Friday, Mar. 24, 1961

J.F.K. & the Conference

Last week, as he had on six previous occasions, John F. Kennedy displayed near-flawless skills at a press conference.

He arrived well briefed on questions he was likely to be asked. He adroitly parried embarrassing queries, and he projected an image as a crisp and incisive leader. Indeed, most veteran Washington newsmen agree that in his press conference techniques Kennedy has never had a presidential equal. Yet among those same newsmen, there is an increasing sense of dissatisfaction.

Part of the problem lies in the changed press conference format. In Franklin Roosevelt's day, the press conference, held in the President's own office, amounted to an informal chat with a handful of regular White House reporters. Harry Truman held his conferences in an Old State Department conference room; yet they remained generally breezy affairs.

Dwight Eisenhower relaxed the ground rules, permitting his conferences to be taped for television as well as radio and authorizing the use of direct quotations.

Jack Kennedy's conferences are full-scale productions, held in a vast new auditorium and often televised live.

Riots for Recognition. The Kennedy conferences generally draw upwards of 300 newsmen--and the result is confusion.

As viewed on the nation's TV screens, the reporters' clamor for presidential recognition sometimes seems riotous. Some of the newsmen are plainly overcome by the possibilities for personal publicity in the televised conference. Says the St. Louis Post-Dispatch's sobersided Raymond P.

Brandt: "I'm afraid that a few of us are hams." A star performer is Sarah McClendon, who represents a group of small dailies from Texas to New Hampshire, and whose convoluted questions seldom fail to draw laughs. Asked she last week: "Mr. President, sir. What do you think of the Air Force and other branches of Government organizing these sidebar corporations and using taxpayers' money to circumvent the civil service and pay large scientists and others? Isn't this sort of incongruous with the call for volunteers for your Peace Corps?" Understandably, Kennedy's answer amounted to a courteous ahem.

Such has been the reaction to the press conferences that United Press International's Merriman Smith recently took public notice of heavy mail complaining about press-conference newsmen being rowdy, disrespectful and unkempt. Smith's defense: The fault really lies with the "shotgun mikes," which "have to sweep over a wide--and noisy--section of reporters before settling on the one recognized by the President." Last week, New York Times Washington Bureau Chief James Reston, with whimsical tone but considerable feeling, divided the blame between the President and the press. "The President," wrote Reston, "is the chief spokesman and newsmaker. He is releasing not only important news of the White House, but, as a device to limit the questioning, secondary news of the departments as well. Accordingly, he is attracting at every conference many more reporters than Eisenhower's norm." As one solution, Reston suggested briefer questions: "It wouldn't hurt if the reporters learned from Kennedy the arts of brevity and precisions of speech. Many of them are now following the example of the old lady who said, 'How do I know what I think until I hear what I say?' " But Reston had an even better tongue-in-cheek idea for reducing the crush: "Ban all reporters from the New York Times, or if that is too radical, cut the Times down to ten reporters."

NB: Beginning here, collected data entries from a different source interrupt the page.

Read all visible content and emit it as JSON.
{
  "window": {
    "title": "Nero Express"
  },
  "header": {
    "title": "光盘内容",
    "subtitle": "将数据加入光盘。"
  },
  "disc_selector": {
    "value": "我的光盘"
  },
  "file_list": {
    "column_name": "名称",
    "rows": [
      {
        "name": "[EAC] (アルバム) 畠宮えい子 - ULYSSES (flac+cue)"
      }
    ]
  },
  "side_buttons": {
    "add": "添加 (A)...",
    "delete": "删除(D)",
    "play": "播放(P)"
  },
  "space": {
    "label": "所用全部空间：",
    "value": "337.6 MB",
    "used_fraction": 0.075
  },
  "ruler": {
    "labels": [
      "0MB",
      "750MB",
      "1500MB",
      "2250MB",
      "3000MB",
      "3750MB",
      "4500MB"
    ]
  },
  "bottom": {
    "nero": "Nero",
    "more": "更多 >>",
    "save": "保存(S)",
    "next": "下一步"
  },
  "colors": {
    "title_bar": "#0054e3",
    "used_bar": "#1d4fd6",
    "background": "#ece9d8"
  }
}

False Conception. Other critics have questioned the merits of televised press conferences. "By accommodating television," wrote Robert J. Donovan, Washington bureau chief of the New York Herald Tribune, "Mr. Kennedy has robbed the presidential press conference of much of its best flavor. The intimacy between the President and the reporter has been diluted by distance. The President may find in the long run that television may not be such a good idea after all. Accessibility of the President is fine, but the presidency must not become commonplace." Televising the conference, said New York Post Capital Correspondent William V. Shannon, is "like televising a locker room after a World Series game. Superficially, nothing has changed. But the spontaneity is gone; 180 million people have suddenly become players in the game."

Senior Political Pundit Walter Lippmann found even graver cause for complaint: "The President makes announcements and the correspondents ask him questions in order to get stories, perhaps even scoops. That is, I believe, a basically false conception of why it is worthwhile to have the President submit himself to questions from the press. The real use of the presidential press conference is to enable the President to explain his policies and, if necessary, to compel him to explain them." In this respect, added Columnist Lippmann, the Kennedy conference format has been a failure: "President Kennedy, with all his political genius, is not yet in full effective communication with the people."